Em 13 de agosto de 2020, o Departamento de Estado dos EUA designou o Instituto Confúcio como uma “missão estrangeira” da China, ressaltando que a entidade promove “a propaganda global e a campanha de influência maligna de Pequim” nas salas de aula. “Os Institutos Confúcio são financiados pela República Popular da China e fazem parte do aparato global de influência e propaganda do Partido Comunista Chinês”, afirmou em um comunicado o Departamento de Estado dos EUA.
Em 2023, o Departamento Federal de Proteção da Constituição da Alemanha (BfV) qualificou o Instituto Confúcio como uma ferramenta de influência política. “As atividades e formas de cooperação da China ameaçam minar a liberdade acadêmica no campo da educação e pesquisa”, disse o BfV em seu relatório anual, segundo informou o site de notícias alemão Deutsche Welle.
Enquanto isso, no Brasil, o Instituto Confúcio se espalha em ritmo acelerado. Hoje, 13 universidades brasileiras têm filiais da entidade. A mais recente foi instalada em setembro de 2023 na Universidade Federal da Bahia (UFBA), por meio de um acordo com a Universidade de Xangai.
Segundo o site da UFBA, há também filiais do Instituto Confúcio na Universidade Federal Fluminense, Universidade Estadual Paulista, Unicamp, UNB, UFMG, Universidade Federal do Rio Grande do Sul, Universidade de Pernambuco, Universidade Federal do Ceará, Universidade do Estado do Pará (UEPA), Fundação Armando Alvares Penteado, Pontifícia Universidade Católica do Rio de Janeiro e Universidade Federal de Goiás.
Castro diz que as parcerias com o Instituto Confúcio geralmente não envolvem envio direto de recursos da China para as universidades. Pequim apenas remunera os professores de mandarim em espaços físicos já existentes. As universidades então não lucram financeiramente com as parcerias, mas se beneficiam do estreitamento de laços com a China.
“Obviamente, a visão oficial do regime não é contestada nesses casos. A promoção da cultura chinesa vai, portanto, se misturando com a promoção do regime chinês”, diz Castro. “Na minha pesquisa, não encontrei nenhuma perspectiva crítica à China.”
Muitas vezes, o resultado dessas parcerias é a exaltação do modelo chinês em faculdades brasileiras. A Universidade Federal de Santa Catarina e a UEPA, por exemplo, ofereceram nos últimos anos o curso on-line “China, 1949-2025: de país muito pobre a maior economia do mundo”. A programação incluiu tópicos como “A ajuda russa”, “100 anos do Partido Comunista Chinês”, “O socialismo chinês” e bolsas na China, segundo os sites das universidades.
Parcerias tecnológicas
A outra forma de influência chinesa nas universidades brasileiras são parcerias de inovação tecnológica em áreas como a agricultura. “São áreas que demandam investimento financeiro, e nem sempre no Brasil as universidades públicas têm essa capacidade. Então a China entra ajudando a financiar laboratórios, por exemplo, considerando a importância do Brasil como exportador de commodities agrícolas”, diz Castro.
Ele acredita que pode haver risco de espionagem por parte da China nessas iniciativas. “Talvez por não ser percebido como um adversário direto da China, o Brasil tem um pouco menos desse aspecto [de espionagem]. Mas talvez aqui exista uma ‘soft espionagem’: saber em que pé o Brasil está em certas áreas do conhecimento, para mais adiante usar isso como vantagem estratégica numa eventual competição em alguma área ou para oferecer soluções”, afirma.

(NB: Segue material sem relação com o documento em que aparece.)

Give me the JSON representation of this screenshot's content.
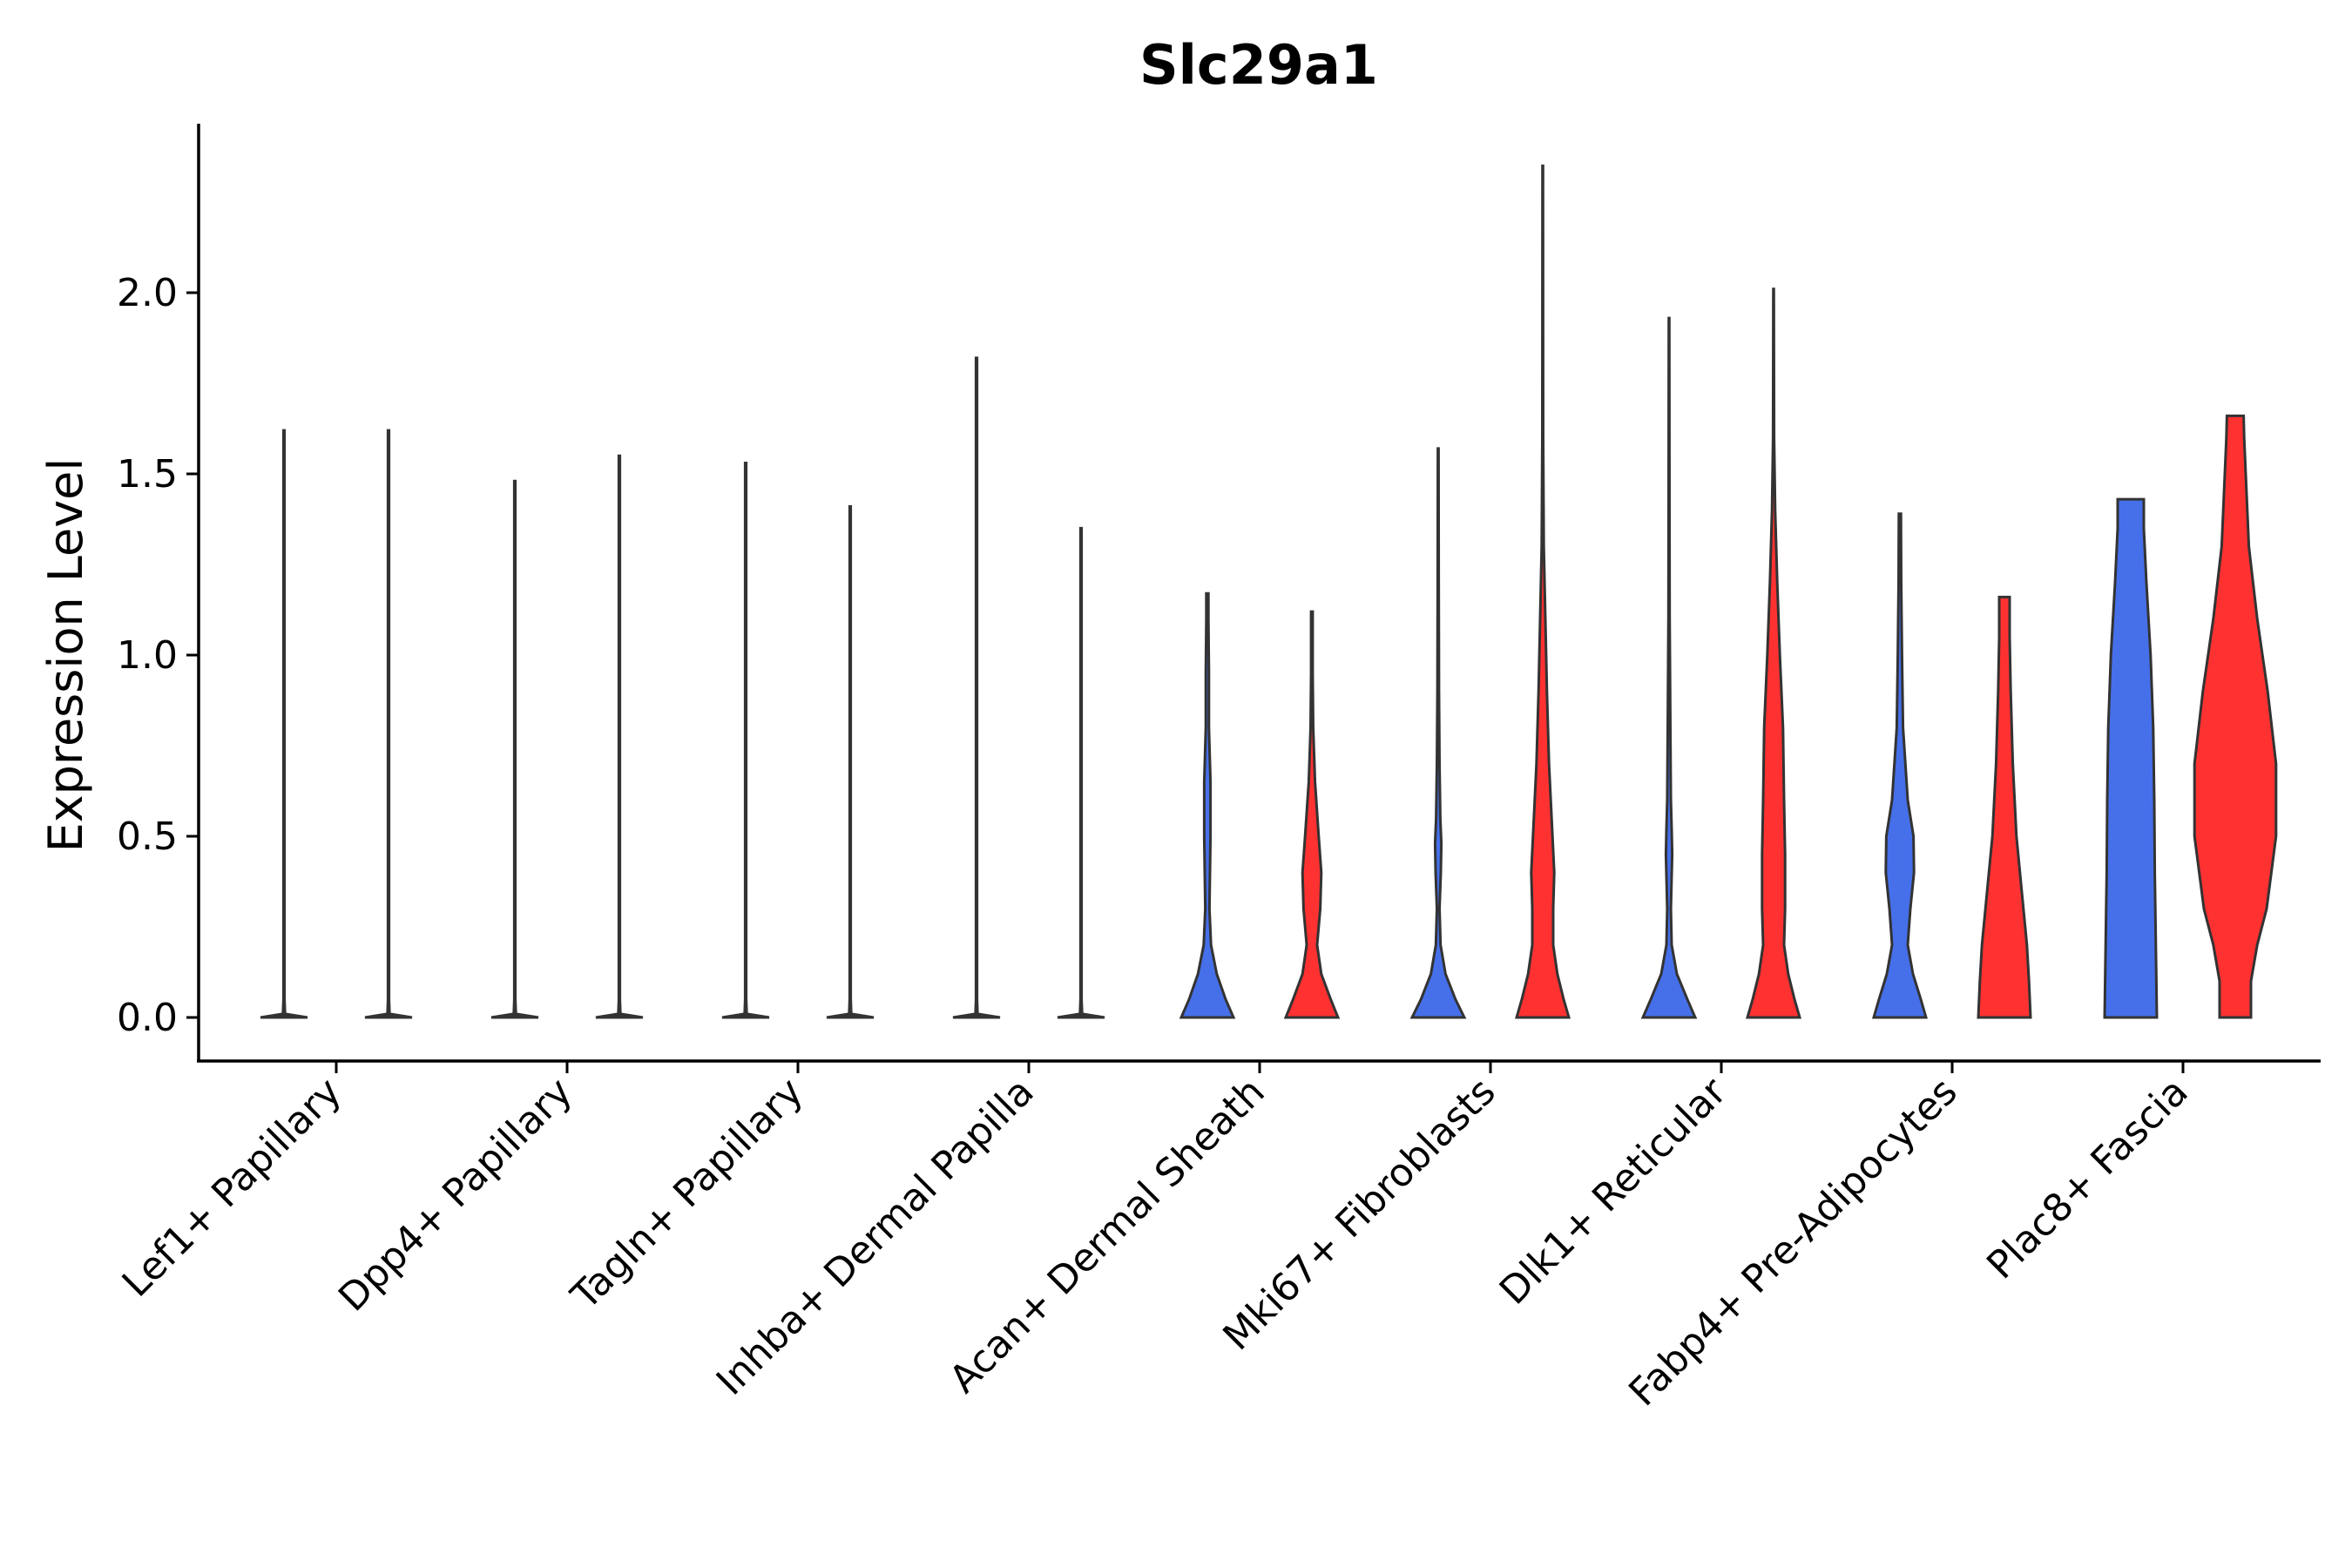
{
  "chart_data": {
    "type": "violin",
    "title": "Slc29a1",
    "xlabel": "",
    "ylabel": "Expression Level",
    "ylim": [
      -0.12,
      2.45
    ],
    "yticks": [
      "0.0",
      "0.5",
      "1.0",
      "1.5",
      "2.0"
    ],
    "grid": false,
    "legend": "none",
    "colors": {
      "group_a": "#4670ea",
      "group_b": "#ff3131",
      "zero": "#333333"
    },
    "categories": [
      "Lef1+ Papillary",
      "Dpp4+ Papillary",
      "Tagln+ Papillary",
      "Inhba+ Dermal Papilla",
      "Acan+ Dermal Sheath",
      "Mki67+ Fibroblasts",
      "Dlk1+ Reticular",
      "Fabp4+ Pre-Adipocytes",
      "Plac8+ Fascia"
    ],
    "violins": [
      {
        "category": "Lef1+ Papillary",
        "group": "a",
        "max": 1.62,
        "profile": [
          [
            0,
            0.45
          ],
          [
            0.01,
            0.02
          ],
          [
            0.05,
            0.01
          ],
          [
            1.62,
            0.01
          ]
        ]
      },
      {
        "category": "Lef1+ Papillary",
        "group": "b",
        "max": 1.62,
        "profile": [
          [
            0,
            0.45
          ],
          [
            0.01,
            0.02
          ],
          [
            0.05,
            0.01
          ],
          [
            1.62,
            0.01
          ]
        ]
      },
      {
        "category": "Dpp4+ Papillary",
        "group": "a",
        "max": 1.48,
        "profile": [
          [
            0,
            0.45
          ],
          [
            0.01,
            0.02
          ],
          [
            0.05,
            0.01
          ],
          [
            1.48,
            0.01
          ]
        ]
      },
      {
        "category": "Dpp4+ Papillary",
        "group": "b",
        "max": 1.55,
        "profile": [
          [
            0,
            0.45
          ],
          [
            0.01,
            0.02
          ],
          [
            0.05,
            0.01
          ],
          [
            1.55,
            0.01
          ]
        ]
      },
      {
        "category": "Tagln+ Papillary",
        "group": "a",
        "max": 1.53,
        "profile": [
          [
            0,
            0.45
          ],
          [
            0.01,
            0.02
          ],
          [
            0.05,
            0.01
          ],
          [
            1.53,
            0.01
          ]
        ]
      },
      {
        "category": "Tagln+ Papillary",
        "group": "b",
        "max": 1.41,
        "profile": [
          [
            0,
            0.45
          ],
          [
            0.01,
            0.02
          ],
          [
            0.05,
            0.01
          ],
          [
            1.41,
            0.01
          ]
        ]
      },
      {
        "category": "Inhba+ Dermal Papilla",
        "group": "a",
        "max": 1.82,
        "profile": [
          [
            0,
            0.45
          ],
          [
            0.01,
            0.02
          ],
          [
            0.05,
            0.01
          ],
          [
            1.82,
            0.01
          ]
        ]
      },
      {
        "category": "Inhba+ Dermal Papilla",
        "group": "b",
        "max": 1.35,
        "profile": [
          [
            0,
            0.45
          ],
          [
            0.01,
            0.02
          ],
          [
            0.05,
            0.01
          ],
          [
            1.35,
            0.01
          ]
        ]
      },
      {
        "category": "Acan+ Dermal Sheath",
        "group": "a",
        "max": 1.17,
        "profile": [
          [
            0,
            0.5
          ],
          [
            0.05,
            0.35
          ],
          [
            0.12,
            0.18
          ],
          [
            0.2,
            0.07
          ],
          [
            0.3,
            0.04
          ],
          [
            0.5,
            0.06
          ],
          [
            0.65,
            0.06
          ],
          [
            0.8,
            0.03
          ],
          [
            0.95,
            0.03
          ],
          [
            1.1,
            0.02
          ],
          [
            1.17,
            0.02
          ]
        ]
      },
      {
        "category": "Acan+ Dermal Sheath",
        "group": "b",
        "max": 1.12,
        "profile": [
          [
            0,
            0.5
          ],
          [
            0.05,
            0.36
          ],
          [
            0.12,
            0.18
          ],
          [
            0.2,
            0.1
          ],
          [
            0.3,
            0.16
          ],
          [
            0.4,
            0.18
          ],
          [
            0.5,
            0.13
          ],
          [
            0.65,
            0.06
          ],
          [
            0.8,
            0.025
          ],
          [
            0.95,
            0.015
          ],
          [
            1.1,
            0.015
          ],
          [
            1.12,
            0.015
          ]
        ]
      },
      {
        "category": "Mki67+ Fibroblasts",
        "group": "a",
        "max": 1.57,
        "profile": [
          [
            0,
            0.5
          ],
          [
            0.05,
            0.33
          ],
          [
            0.12,
            0.14
          ],
          [
            0.2,
            0.045
          ],
          [
            0.3,
            0.025
          ],
          [
            0.4,
            0.05
          ],
          [
            0.48,
            0.06
          ],
          [
            0.55,
            0.04
          ],
          [
            0.7,
            0.025
          ],
          [
            0.9,
            0.015
          ],
          [
            1.2,
            0.01
          ],
          [
            1.57,
            0.006
          ]
        ]
      },
      {
        "category": "Mki67+ Fibroblasts",
        "group": "b",
        "max": 2.35,
        "profile": [
          [
            0,
            0.5
          ],
          [
            0.05,
            0.4
          ],
          [
            0.12,
            0.28
          ],
          [
            0.2,
            0.2
          ],
          [
            0.3,
            0.2
          ],
          [
            0.4,
            0.22
          ],
          [
            0.55,
            0.17
          ],
          [
            0.7,
            0.12
          ],
          [
            0.9,
            0.08
          ],
          [
            1.1,
            0.05
          ],
          [
            1.3,
            0.02
          ],
          [
            1.6,
            0.008
          ],
          [
            2.35,
            0.005
          ]
        ]
      },
      {
        "category": "Dlk1+ Reticular",
        "group": "a",
        "max": 1.93,
        "profile": [
          [
            0,
            0.5
          ],
          [
            0.05,
            0.35
          ],
          [
            0.12,
            0.15
          ],
          [
            0.2,
            0.05
          ],
          [
            0.3,
            0.035
          ],
          [
            0.45,
            0.06
          ],
          [
            0.52,
            0.05
          ],
          [
            0.6,
            0.035
          ],
          [
            0.8,
            0.025
          ],
          [
            1.1,
            0.012
          ],
          [
            1.4,
            0.008
          ],
          [
            1.93,
            0.005
          ]
        ]
      },
      {
        "category": "Dlk1+ Reticular",
        "group": "b",
        "max": 2.01,
        "profile": [
          [
            0,
            0.5
          ],
          [
            0.05,
            0.4
          ],
          [
            0.12,
            0.28
          ],
          [
            0.2,
            0.2
          ],
          [
            0.3,
            0.22
          ],
          [
            0.45,
            0.22
          ],
          [
            0.6,
            0.2
          ],
          [
            0.8,
            0.18
          ],
          [
            1.0,
            0.12
          ],
          [
            1.2,
            0.07
          ],
          [
            1.4,
            0.03
          ],
          [
            1.6,
            0.01
          ],
          [
            2.01,
            0.005
          ]
        ]
      },
      {
        "category": "Fabp4+ Pre-Adipocytes",
        "group": "a",
        "max": 1.39,
        "profile": [
          [
            0,
            0.5
          ],
          [
            0.05,
            0.4
          ],
          [
            0.12,
            0.25
          ],
          [
            0.2,
            0.15
          ],
          [
            0.3,
            0.2
          ],
          [
            0.4,
            0.27
          ],
          [
            0.5,
            0.26
          ],
          [
            0.6,
            0.15
          ],
          [
            0.8,
            0.06
          ],
          [
            1.0,
            0.04
          ],
          [
            1.2,
            0.025
          ],
          [
            1.39,
            0.02
          ]
        ]
      },
      {
        "category": "Fabp4+ Pre-Adipocytes",
        "group": "b",
        "max": 1.16,
        "profile": [
          [
            0,
            0.5
          ],
          [
            0.1,
            0.47
          ],
          [
            0.2,
            0.43
          ],
          [
            0.35,
            0.33
          ],
          [
            0.5,
            0.23
          ],
          [
            0.7,
            0.16
          ],
          [
            0.9,
            0.12
          ],
          [
            1.05,
            0.1
          ],
          [
            1.16,
            0.1
          ]
        ]
      },
      {
        "category": "Plac8+ Fascia",
        "group": "a",
        "max": 1.43,
        "profile": [
          [
            0,
            0.5
          ],
          [
            0.2,
            0.48
          ],
          [
            0.4,
            0.46
          ],
          [
            0.6,
            0.45
          ],
          [
            0.8,
            0.43
          ],
          [
            1.0,
            0.38
          ],
          [
            1.2,
            0.3
          ],
          [
            1.35,
            0.25
          ],
          [
            1.43,
            0.25
          ]
        ]
      },
      {
        "category": "Plac8+ Fascia",
        "group": "b",
        "max": 1.66,
        "profile": [
          [
            0,
            0.3
          ],
          [
            0.1,
            0.3
          ],
          [
            0.2,
            0.42
          ],
          [
            0.3,
            0.6
          ],
          [
            0.5,
            0.78
          ],
          [
            0.7,
            0.78
          ],
          [
            0.9,
            0.62
          ],
          [
            1.1,
            0.42
          ],
          [
            1.3,
            0.26
          ],
          [
            1.5,
            0.2
          ],
          [
            1.6,
            0.17
          ],
          [
            1.66,
            0.16
          ]
        ]
      }
    ]
  }
}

“Isso é mais ou menos o que eles [os chineses] fazem na África por outros meios. Ou seja: atender à demanda local de forma pragmática no primeiro momento, mas tornando esses países cada vez mais dependentes da China”, diz Castro.
“Antes de firmar parcerias, inclusive envolvendo recursos financeiros com regimes estrangeiros autoritários, como é o caso da China, nossos pesquisadores deveriam tomar um pouco mais de cuidado. O mesmo deveria ser feito pelos governos, que são quase sempre os mantenedores dessas universidades”, completa Castro.